We have finally entered what can be described as the rainy season here in Cambodia and with it we’ve moved from brief heavy showers (an hour or so a day) to more prolonged periods of heavy rain, with the dark grey skies and dull light resonant of Manchester, but with added heat and humidity (and a hell of a lot more electrical storm activity too).
The weather change has also brought with it a change in my health. It started with sweating. Nothing unusual there, hot and sweaty is my default state, but this week it’s felt different – a kind of cold extreme clamminess, an almost permanent hot flush eek!! And then I got the mother of all headaches. And so I took to my bed and I slept and hallucinated and woke and threw up and slept and hallucinated and woke and got up and went dizzy and sat down again and sweated (cold and clammy) and blah blah blah.
And in amongst this minor sucky shite happening in my life, my friends are hurting. Both here in Cambodia and in the UK, people I care about deeply are dealing with some really crappy stuff and that sucks.
In trying to deal with stuff this week I’ve learnt something. I’m craving the real, deep, face to face connections that I have with my friends and family and with only more superficial connection as my mainstay I have found myself struggling to stay positive. As my headache worsened and more bad news arrived my mood blackened and I could feel myself sinking.
So today when I woke I made a pledge to invite the positive into my life today and spend as much time as possible focusing on it.
To start, I revisited the photos I took of the amazing sky at sunset yesterday – the positive by product of the now shitty weather! Check out the sunset below and if you want to see what we get hours and hours of before such sunsets click here:
I then took a good look at my skin in the mirror. I may be sweating like a moose but by god my skin looks good as a result. The sleep has also helped (even though it has been a bit trippy these past few days) leaving my eyes bright and the under eye bags all but gone.

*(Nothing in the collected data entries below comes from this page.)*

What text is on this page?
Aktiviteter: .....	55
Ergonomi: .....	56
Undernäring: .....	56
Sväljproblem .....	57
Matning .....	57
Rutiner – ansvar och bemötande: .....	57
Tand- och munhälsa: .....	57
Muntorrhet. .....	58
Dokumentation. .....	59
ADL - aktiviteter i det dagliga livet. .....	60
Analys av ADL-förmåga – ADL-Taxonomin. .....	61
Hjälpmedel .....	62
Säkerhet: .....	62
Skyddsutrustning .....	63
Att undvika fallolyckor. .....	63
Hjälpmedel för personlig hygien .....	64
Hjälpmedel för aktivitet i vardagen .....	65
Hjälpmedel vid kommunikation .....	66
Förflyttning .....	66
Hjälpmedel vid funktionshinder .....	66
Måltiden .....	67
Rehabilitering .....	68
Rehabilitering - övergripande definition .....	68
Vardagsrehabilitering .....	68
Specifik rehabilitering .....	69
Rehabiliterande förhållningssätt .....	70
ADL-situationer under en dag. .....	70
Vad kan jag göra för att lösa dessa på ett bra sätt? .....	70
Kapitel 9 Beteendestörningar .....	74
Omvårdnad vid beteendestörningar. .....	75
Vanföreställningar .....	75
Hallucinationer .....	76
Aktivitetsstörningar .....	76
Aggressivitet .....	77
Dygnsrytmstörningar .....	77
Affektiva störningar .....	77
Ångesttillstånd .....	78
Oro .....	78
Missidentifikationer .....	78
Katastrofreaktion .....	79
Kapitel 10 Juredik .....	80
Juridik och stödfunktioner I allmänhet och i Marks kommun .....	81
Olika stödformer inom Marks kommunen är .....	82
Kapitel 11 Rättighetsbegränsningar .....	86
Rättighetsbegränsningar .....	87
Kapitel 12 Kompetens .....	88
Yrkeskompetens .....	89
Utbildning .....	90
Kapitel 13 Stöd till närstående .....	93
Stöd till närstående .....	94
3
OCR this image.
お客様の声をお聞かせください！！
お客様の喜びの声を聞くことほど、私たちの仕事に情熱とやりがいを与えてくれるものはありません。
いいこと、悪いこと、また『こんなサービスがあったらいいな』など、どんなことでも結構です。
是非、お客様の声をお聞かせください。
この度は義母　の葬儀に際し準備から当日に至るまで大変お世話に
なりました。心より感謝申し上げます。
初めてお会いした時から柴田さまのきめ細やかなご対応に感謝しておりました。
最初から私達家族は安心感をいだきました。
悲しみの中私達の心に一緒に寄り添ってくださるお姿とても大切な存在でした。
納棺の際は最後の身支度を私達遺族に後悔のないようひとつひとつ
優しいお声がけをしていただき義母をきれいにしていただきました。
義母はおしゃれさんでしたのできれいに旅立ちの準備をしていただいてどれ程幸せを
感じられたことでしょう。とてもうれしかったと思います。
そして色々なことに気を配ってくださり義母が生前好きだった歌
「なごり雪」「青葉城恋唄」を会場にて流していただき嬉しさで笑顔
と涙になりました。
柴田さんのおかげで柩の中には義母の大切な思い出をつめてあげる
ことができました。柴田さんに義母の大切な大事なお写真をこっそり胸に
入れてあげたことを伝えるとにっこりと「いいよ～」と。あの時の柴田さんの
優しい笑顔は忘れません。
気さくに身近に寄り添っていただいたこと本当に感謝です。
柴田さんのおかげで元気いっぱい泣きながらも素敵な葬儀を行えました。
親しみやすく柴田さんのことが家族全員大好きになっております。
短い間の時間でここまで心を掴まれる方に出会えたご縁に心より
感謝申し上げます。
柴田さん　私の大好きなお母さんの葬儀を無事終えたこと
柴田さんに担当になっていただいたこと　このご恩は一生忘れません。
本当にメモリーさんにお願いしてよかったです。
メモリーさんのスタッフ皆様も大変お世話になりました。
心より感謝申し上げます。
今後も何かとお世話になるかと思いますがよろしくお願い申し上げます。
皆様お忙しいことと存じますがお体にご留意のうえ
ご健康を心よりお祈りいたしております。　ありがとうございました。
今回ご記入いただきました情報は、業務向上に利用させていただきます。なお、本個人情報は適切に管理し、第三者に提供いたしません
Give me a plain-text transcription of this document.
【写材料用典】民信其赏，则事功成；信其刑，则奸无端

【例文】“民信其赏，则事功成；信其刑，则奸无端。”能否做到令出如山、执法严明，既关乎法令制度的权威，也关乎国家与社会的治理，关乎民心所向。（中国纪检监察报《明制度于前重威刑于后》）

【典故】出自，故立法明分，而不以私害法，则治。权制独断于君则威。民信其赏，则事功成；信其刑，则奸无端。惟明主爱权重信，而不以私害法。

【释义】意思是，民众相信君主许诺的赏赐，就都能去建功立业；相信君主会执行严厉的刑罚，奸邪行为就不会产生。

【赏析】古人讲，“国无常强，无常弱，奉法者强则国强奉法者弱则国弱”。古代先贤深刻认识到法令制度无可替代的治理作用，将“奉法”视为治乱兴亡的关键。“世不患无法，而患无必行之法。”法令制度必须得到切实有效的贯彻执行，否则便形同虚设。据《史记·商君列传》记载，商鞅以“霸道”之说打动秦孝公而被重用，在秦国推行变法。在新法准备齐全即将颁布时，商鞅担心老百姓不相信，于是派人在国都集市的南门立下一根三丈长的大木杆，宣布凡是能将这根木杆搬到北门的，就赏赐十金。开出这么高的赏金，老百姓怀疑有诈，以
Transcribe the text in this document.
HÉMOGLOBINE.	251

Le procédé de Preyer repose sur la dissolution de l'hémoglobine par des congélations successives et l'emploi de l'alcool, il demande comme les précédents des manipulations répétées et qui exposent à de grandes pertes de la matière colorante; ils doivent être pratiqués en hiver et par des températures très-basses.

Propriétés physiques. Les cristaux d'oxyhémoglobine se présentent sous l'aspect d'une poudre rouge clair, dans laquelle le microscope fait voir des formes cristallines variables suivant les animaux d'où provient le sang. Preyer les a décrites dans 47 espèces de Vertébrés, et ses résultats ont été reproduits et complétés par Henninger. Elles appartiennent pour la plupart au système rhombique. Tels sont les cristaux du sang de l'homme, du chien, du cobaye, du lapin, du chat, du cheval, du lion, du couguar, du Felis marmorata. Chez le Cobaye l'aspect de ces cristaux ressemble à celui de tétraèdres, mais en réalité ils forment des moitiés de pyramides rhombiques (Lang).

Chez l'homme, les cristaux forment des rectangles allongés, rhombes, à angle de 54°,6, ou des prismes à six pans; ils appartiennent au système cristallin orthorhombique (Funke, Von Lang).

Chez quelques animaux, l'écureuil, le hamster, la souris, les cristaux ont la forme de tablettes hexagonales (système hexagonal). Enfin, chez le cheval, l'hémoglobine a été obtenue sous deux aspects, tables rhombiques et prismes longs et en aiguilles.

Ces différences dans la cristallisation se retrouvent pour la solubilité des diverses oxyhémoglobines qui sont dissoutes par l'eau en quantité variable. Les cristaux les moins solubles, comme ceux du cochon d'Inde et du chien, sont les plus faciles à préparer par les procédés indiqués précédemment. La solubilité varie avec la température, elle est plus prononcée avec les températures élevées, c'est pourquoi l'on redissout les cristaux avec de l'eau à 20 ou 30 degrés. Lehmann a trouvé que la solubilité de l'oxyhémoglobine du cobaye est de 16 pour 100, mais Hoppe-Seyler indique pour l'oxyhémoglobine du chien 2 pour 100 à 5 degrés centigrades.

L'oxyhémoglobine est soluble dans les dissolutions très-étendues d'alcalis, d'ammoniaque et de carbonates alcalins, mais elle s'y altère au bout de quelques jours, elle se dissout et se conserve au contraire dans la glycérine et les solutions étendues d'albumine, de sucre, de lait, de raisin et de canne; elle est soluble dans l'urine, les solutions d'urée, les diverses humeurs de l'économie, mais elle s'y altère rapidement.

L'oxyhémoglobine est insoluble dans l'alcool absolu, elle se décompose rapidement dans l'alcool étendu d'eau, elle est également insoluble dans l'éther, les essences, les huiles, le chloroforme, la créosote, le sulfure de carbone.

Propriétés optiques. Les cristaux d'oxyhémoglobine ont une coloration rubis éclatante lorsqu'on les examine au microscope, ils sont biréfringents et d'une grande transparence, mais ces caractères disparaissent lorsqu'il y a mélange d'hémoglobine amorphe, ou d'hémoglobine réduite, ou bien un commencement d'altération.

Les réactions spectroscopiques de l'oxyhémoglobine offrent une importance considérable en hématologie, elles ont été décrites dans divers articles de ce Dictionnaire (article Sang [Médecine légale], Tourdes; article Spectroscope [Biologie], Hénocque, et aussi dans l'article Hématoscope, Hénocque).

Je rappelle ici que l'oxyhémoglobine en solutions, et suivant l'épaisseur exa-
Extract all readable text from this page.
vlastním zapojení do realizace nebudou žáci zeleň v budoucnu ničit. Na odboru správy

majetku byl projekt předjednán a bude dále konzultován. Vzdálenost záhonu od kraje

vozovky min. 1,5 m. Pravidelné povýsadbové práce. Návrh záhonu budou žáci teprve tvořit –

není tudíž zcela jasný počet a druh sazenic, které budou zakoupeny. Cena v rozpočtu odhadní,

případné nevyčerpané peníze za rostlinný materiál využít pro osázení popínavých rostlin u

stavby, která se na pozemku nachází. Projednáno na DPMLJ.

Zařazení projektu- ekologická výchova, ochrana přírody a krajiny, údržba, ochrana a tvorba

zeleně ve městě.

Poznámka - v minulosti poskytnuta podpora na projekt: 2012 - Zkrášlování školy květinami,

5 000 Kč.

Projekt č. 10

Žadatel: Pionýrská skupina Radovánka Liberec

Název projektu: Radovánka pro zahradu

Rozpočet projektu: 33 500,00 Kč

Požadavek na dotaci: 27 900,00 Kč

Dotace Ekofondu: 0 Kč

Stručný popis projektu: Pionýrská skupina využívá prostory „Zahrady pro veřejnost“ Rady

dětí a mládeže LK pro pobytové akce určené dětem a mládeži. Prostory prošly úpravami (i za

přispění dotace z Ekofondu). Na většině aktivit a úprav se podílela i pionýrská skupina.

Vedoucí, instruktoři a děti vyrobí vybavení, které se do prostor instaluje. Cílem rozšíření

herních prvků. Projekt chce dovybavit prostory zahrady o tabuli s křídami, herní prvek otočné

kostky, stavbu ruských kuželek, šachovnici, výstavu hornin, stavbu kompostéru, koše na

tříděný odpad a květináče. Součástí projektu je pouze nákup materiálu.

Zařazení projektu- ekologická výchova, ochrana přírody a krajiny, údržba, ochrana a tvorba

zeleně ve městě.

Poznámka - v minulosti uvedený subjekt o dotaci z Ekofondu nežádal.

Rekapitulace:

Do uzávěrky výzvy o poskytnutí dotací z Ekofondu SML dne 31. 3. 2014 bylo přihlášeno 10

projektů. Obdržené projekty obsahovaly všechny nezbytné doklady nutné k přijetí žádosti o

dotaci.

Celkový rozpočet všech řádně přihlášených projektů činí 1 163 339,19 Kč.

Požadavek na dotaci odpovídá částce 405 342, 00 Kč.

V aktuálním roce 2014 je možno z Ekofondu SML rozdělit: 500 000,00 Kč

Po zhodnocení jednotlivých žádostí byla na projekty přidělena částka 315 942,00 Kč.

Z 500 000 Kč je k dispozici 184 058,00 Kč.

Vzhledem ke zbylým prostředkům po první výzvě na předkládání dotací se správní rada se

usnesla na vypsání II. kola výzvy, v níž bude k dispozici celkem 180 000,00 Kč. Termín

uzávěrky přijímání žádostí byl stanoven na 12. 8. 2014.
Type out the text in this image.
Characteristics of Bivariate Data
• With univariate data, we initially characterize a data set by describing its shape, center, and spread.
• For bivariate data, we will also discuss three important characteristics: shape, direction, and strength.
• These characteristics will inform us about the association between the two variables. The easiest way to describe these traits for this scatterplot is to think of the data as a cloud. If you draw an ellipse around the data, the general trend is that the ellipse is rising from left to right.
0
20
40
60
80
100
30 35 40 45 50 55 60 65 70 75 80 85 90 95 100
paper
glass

And as I headed out to work I vowed to engage with my lovely new acquaintances on my route to work. They may not offer me the deep connection I am craving but they do bring joy into my life, and today I captured a bit of that joy by taking a picture of each and every one of them – something that surprisingly they got as much pleasure from as I did, each of them asking to see their picture and grinning happily when I obliged.
As I sit writing this on my lunch break I’m planning a trip to ‘The Trafford Centre’ where I will indulge in a Costa Coffee for lunch, savouring each lovely, ridiculously expensive drop of it whilst reminiscing about the times in China when a rarely discovered nasty Nescafe 3in1 was the equivalent of this now readily available luxury.
Throughout the day I’m going to continue to try my best to bask in every moment of life and love and laughter that I am so fortunate to experience in my sweaty, clammy, slightly headachy and extremely rainy life.
And while I’m doing so I’ll hold a place in my heart for those I care about who are going through horrible, horrible stuff right now.